The custom LangChain class is implemented pretty straightforward.
class Neo4jVectorChain(Chain):
"""Chain for question-answering against a Neo4j vector index."""graph: Neo4jGraph = Field(exclude=True)
input_key: str = "query" #: :meta private:
output_key: str = "result" #: :meta private:
embeddings: OpenAIEmbeddings = OpenAIEmbeddings()
qa_chain: LLMChain = LLMChain(llm=ChatOpenAI(temperature=0), prompt=CHAT_PROMPT)
def _call(self, inputs: Dict[str, str], run_manager) -> Dict[str, Any]:
"""Embed a matter and do vector search."""
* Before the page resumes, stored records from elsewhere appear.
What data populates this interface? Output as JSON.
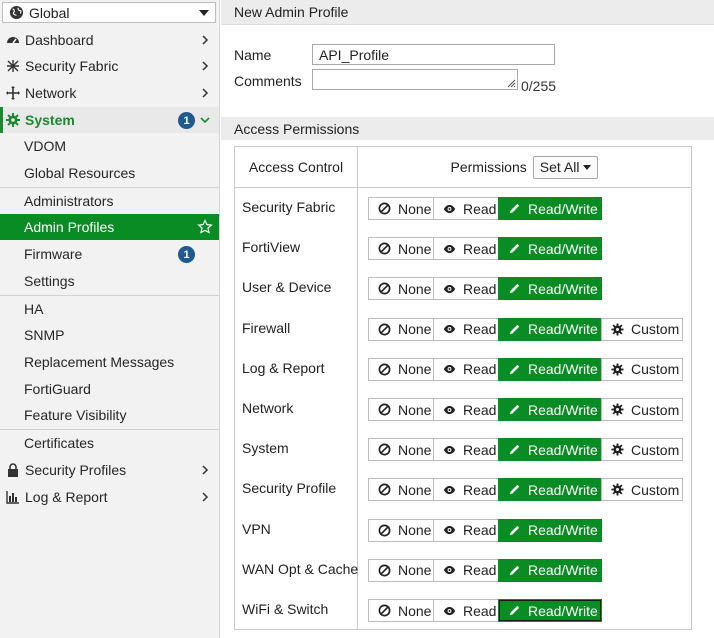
{
  "sidebar": {
    "vdom": "Global",
    "items": [
      {
        "label": "Dashboard"
      },
      {
        "label": "Security Fabric"
      },
      {
        "label": "Network"
      },
      {
        "label": "System",
        "badge": "1"
      },
      {
        "label": "VDOM"
      },
      {
        "label": "Global Resources"
      },
      {
        "label": "Administrators"
      },
      {
        "label": "Admin Profiles"
      },
      {
        "label": "Firmware",
        "badge": "1"
      },
      {
        "label": "Settings"
      },
      {
        "label": "HA"
      },
      {
        "label": "SNMP"
      },
      {
        "label": "Replacement Messages"
      },
      {
        "label": "FortiGuard"
      },
      {
        "label": "Feature Visibility"
      },
      {
        "label": "Certificates"
      },
      {
        "label": "Security Profiles"
      },
      {
        "label": "Log & Report"
      }
    ]
  },
  "main": {
    "title": "New Admin Profile",
    "name_label": "Name",
    "name_value": "API_Profile",
    "comments_label": "Comments",
    "comments_counter": "0/255",
    "section_title": "Access Permissions",
    "table": {
      "col_access": "Access Control",
      "col_permissions": "Permissions",
      "set_all": "Set All",
      "btn_none": "None",
      "btn_read": "Read",
      "btn_readwrite": "Read/Write",
      "btn_custom": "Custom",
      "rows": [
        {
          "label": "Security Fabric",
          "selected": "Read/Write",
          "custom": false
        },
        {
          "label": "FortiView",
          "selected": "Read/Write",
          "custom": false
        },
        {
          "label": "User & Device",
          "selected": "Read/Write",
          "custom": false
        },
        {
          "label": "Firewall",
          "selected": "Read/Write",
          "custom": true
        },
        {
          "label": "Log & Report",
          "selected": "Read/Write",
          "custom": true
        },
        {
          "label": "Network",
          "selected": "Read/Write",
          "custom": true
        },
        {
          "label": "System",
          "selected": "Read/Write",
          "custom": true
        },
        {
          "label": "Security Profile",
          "selected": "Read/Write",
          "custom": true
        },
        {
          "label": "VPN",
          "selected": "Read/Write",
          "custom": false
        },
        {
          "label": "WAN Opt & Cache",
          "selected": "Read/Write",
          "custom": false
        },
        {
          "label": "WiFi & Switch",
          "selected": "Read/Write",
          "custom": false
        }
      ]
    }
  },
  "colors": {
    "accent_green": "#0a8c24",
    "system_green": "#1a8a2e",
    "badge_blue": "#1e5a8e"
  }
}
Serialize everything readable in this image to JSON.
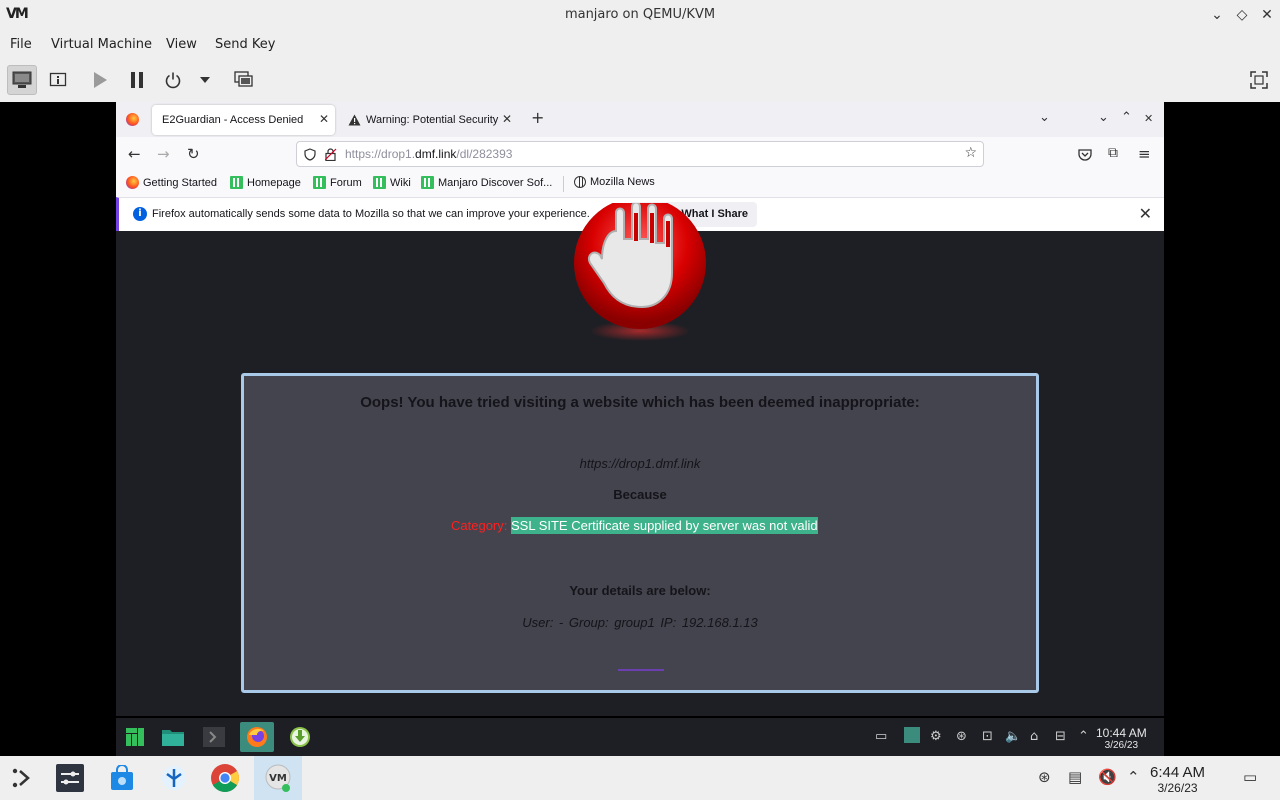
{
  "host": {
    "title": "manjaro on QEMU/KVM",
    "logo": "VM",
    "menu": [
      "File",
      "Virtual Machine",
      "View",
      "Send Key"
    ]
  },
  "firefox": {
    "tabs": [
      {
        "label": "E2Guardian - Access Denied",
        "active": true
      },
      {
        "label": "Warning: Potential Security",
        "active": false
      }
    ],
    "url": {
      "prefix": "https://drop1.",
      "domain": "dmf.link",
      "path": "/dl/282393"
    },
    "bookmarks": [
      "Getting Started",
      "Homepage",
      "Forum",
      "Wiki",
      "Manjaro Discover Sof...",
      "Mozilla News"
    ],
    "notification": {
      "text": "Firefox automatically sends some data to Mozilla so that we can improve your experience.",
      "button": "Choose What I Share"
    }
  },
  "page": {
    "heading": "Oops! You have tried visiting a website which has been deemed inappropriate:",
    "url": "https://drop1.dmf.link",
    "because": "Because",
    "category_label": "Category:",
    "reason": "SSL SITE   Certificate supplied by server was not valid",
    "details_heading": "Your details are below:",
    "user_line": "User: -   Group: group1   IP: 192.168.1.13"
  },
  "guest_taskbar": {
    "time": "10:44 AM",
    "date": "3/26/23"
  },
  "host_panel": {
    "time": "6:44 AM",
    "date": "3/26/23"
  }
}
query = inputs[self.input_key]
# Embed the query
embedding = self.embeddings.embed_query(query)
# Retrieve relevant information from the vector index
context = self.graph.query(
vector_search, {'embedding': embedding})
context = [el['result'] for el in context]
# Generate the reply
result = self.qa_chain(
{"query": query, "context": context},
)
final_result = result[self.qa_chain.output_key]
return {self.output_key: final_result}
I even have omitted some boilerplate code to make it more readable. Essentially, when you possibly can call the Neo4jVectorChain, the next steps are executed:
- Embed the query using the relevant embedding model
- Use the text embedding value to retrieve most similar content from the vector index
- Use the provided context from similar content to generate the reply
We will now test our implementation.
vector_qa = Neo4jVectorChain(graph=graph, embeddings=embeddings, verbose=True)
vector_qa.run("What's the gameplay of Baldur's Gate 3 like?")
Response
Through the use of the verbose option, you may also evaluate the retrieved context from the vector index that was used to generate the reply.
Summary
Leveraging Neo4j’s recent vector indexing capabilities, you possibly can create a unified data source that powers Retrieval Augmented Generation applications effectively. This means that you can not only implement “Chat along with your PDF or documentation” solutions but additionally to conduct real-time analytics, all from a single, robust data source. This multi-purpose utility can streamline your operations and enhances data synergy, making Neo4j a terrific solution for managing each structured and unstructured data.
As at all times, the code is obtainable on GitHub.